Where This Differs From Traditional Change Models

If you’re familiar with organizational change frameworks, parts of this process may feel familiar and that is intentional. Most change models focus on how to introduce and communicate change effectively, how to build urgency, align leadership, and move an organization from one state to another. However, the disconnect is in the longevity. After the initial momentum has dissipated, freezing the new normal into the status quo becomes the work and that’s where most change initiatives fail.

The missing piece is a sense of shared responsibility because who is responsible for culture once it’s introduced? In many organizations, the answer is implied; leadership defines it, employees are expected to follow it. But that dynamic creates an imbalance. If employees feel culture is something being done to them, they disengage from it. If leaders feel culture is something they own alone, they default to enforcement. Neither of those builds anything sustainable.

The Twin Pillars MethodTM: Employees and Employers

Let’s elevate the culture conversation because real culture is built on shared responsibility.

Employers are responsible for:

  • Designing systems that are fair, clear, and aligned with stated values

  • Reinforcing those values consistently through decisions, recognition, and accountability

Employees are responsible for:

  • Engaging with those values in their daily behavior

  • Holding themselves, and each other, to the agreed standards

  • Participating in the culture, not just receiving it

When both sides are carrying their weight, you build a solid foundation where culture is embedded, respected, and lived.

You can build processes and launch initiatives, but if they sit on unstable ground constantly at risk of breaking under pressure, then they will fade away a soon as the first storm hits.

The real question isn’t whether your organization has a culture. It does. Every organization does. The question is whether the one you have is the one you chose, or simply the one that emerged when no one was paying close enough attention.
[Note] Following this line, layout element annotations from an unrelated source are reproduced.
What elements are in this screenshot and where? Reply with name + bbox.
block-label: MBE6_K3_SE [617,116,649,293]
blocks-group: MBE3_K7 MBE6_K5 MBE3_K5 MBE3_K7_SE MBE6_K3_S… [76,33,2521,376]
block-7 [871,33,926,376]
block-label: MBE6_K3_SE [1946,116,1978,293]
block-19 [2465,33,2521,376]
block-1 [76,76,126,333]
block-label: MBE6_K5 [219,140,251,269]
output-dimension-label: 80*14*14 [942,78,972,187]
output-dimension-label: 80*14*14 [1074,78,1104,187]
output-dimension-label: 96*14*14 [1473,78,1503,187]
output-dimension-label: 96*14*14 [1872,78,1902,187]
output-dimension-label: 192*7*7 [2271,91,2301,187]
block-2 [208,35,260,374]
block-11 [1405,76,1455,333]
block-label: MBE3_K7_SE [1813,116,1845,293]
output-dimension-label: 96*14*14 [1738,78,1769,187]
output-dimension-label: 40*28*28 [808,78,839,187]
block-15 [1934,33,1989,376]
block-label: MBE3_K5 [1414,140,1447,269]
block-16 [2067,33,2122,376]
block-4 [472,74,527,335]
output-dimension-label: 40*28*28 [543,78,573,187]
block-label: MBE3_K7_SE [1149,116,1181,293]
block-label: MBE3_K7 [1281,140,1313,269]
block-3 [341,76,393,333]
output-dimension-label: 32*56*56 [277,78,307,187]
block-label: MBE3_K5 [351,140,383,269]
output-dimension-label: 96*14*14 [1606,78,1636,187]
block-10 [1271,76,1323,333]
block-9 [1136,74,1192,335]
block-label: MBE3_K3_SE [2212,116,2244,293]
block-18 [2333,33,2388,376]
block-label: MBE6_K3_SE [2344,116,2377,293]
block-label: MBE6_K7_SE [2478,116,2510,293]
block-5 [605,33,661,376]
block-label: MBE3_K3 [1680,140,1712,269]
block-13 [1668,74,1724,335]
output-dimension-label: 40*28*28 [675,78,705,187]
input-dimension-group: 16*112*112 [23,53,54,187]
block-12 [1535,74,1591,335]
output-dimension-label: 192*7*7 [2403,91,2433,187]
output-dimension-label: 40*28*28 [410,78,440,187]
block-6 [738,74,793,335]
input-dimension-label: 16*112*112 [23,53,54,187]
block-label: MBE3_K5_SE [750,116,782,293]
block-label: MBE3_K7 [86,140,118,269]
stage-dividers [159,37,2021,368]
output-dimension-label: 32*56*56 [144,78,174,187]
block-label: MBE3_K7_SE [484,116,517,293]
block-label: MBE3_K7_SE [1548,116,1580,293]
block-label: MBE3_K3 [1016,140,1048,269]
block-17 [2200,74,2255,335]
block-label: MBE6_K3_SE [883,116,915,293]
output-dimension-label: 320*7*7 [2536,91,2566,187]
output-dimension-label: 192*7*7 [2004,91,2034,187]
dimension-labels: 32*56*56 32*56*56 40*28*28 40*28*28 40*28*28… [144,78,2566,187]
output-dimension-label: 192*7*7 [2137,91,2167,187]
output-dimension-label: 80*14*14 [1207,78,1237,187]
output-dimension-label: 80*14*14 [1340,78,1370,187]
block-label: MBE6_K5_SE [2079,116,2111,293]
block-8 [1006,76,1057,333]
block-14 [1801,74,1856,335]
And that one is going to ebb and flow with the tide as people retire and new hires get introduced into the system.

Intentional culture requires honesty about the gap between what you say and what you build, and the discipline to hold everyone accountable for their part in the process.

The Twin Pillars MethodTM combines existing organizational change theory with a practical approach and solidifies this concept of shared responsibility between employees and employers to build a strong foundation.